Preorder Read This When Things Fall Apart (@mskellymhayes.bsky.social) 2025-09-20T02:22:06.567Z

Black is one of the plaintiffs engaged in a lawsuit against federal officers and their tactics. And now — ahead of the expected deployment of [checks notes] Texas National Guard troops to Chicago — the government is restrained (judicially, but probably not in actuality) from doing more of the stuff observed in the video posted above.

The restraining order [PDF] says all sorts of things federal officers already likely know to be true, but have chosen to ignore because most of them are bullies who’ve found an outlet for their aggression that includes health care benefits and a decent pension. You know, things like not beating, pepper spraying, or arresting journalists, peaceful protesters, and — more directly — peaceful members of the clergy. It also limits the use of riot control weaponry to when it’s truly justified, rather than just whenever officers feel like firing off a magazine full of pepper balls.

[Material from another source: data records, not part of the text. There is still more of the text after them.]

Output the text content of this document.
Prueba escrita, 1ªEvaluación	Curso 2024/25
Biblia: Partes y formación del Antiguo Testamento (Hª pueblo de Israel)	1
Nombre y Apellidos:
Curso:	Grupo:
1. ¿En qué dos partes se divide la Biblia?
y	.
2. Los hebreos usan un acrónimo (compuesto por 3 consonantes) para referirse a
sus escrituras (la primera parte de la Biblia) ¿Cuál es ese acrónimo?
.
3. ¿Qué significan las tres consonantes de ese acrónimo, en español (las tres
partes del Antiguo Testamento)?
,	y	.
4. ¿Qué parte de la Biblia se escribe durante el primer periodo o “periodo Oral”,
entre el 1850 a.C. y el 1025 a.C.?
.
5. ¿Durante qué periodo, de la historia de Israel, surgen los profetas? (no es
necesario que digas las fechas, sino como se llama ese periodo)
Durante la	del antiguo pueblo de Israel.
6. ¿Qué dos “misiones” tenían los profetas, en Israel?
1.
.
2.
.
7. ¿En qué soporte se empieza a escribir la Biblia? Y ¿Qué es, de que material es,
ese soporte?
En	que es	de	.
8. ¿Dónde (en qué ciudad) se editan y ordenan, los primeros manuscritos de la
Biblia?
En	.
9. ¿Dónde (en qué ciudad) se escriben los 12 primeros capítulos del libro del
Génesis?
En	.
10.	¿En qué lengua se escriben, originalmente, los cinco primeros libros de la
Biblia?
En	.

But there’s little reason to believe this will actually change anything. ICE will continue to act as though it’s above the law because… well… it’s backed by an administration that spends each and every day above the law. While that’s horrific on its own level, it can often feel abstracted. And that’s why it’s necessary to see what this all looks like on the ground. It’s something that personifies the cruelty of this administration. It’s officers yelling “Do something, bitch!” before filling a person full of bullets. And it’s federal officers standing on a roof purposely firing pepper spray rounds at someone on the ground just because they’re pretty sure they’ll get away with it. On top of all of this is an administration that honestly wants to kill people who disagree with it. If it didn’t have this ultimate desire, it wouldn’t be sending the military into cities that are not experiencing anything close to the violent unrest that has justified National Guard deployments in the past.

It’s Dirty Harry politics — thuggery masquerading as law and order that wanders around provoking confrontations in hopes of eliciting any reaction it can, however implausibly, use to justify deadly force. Don’t let them get away with it.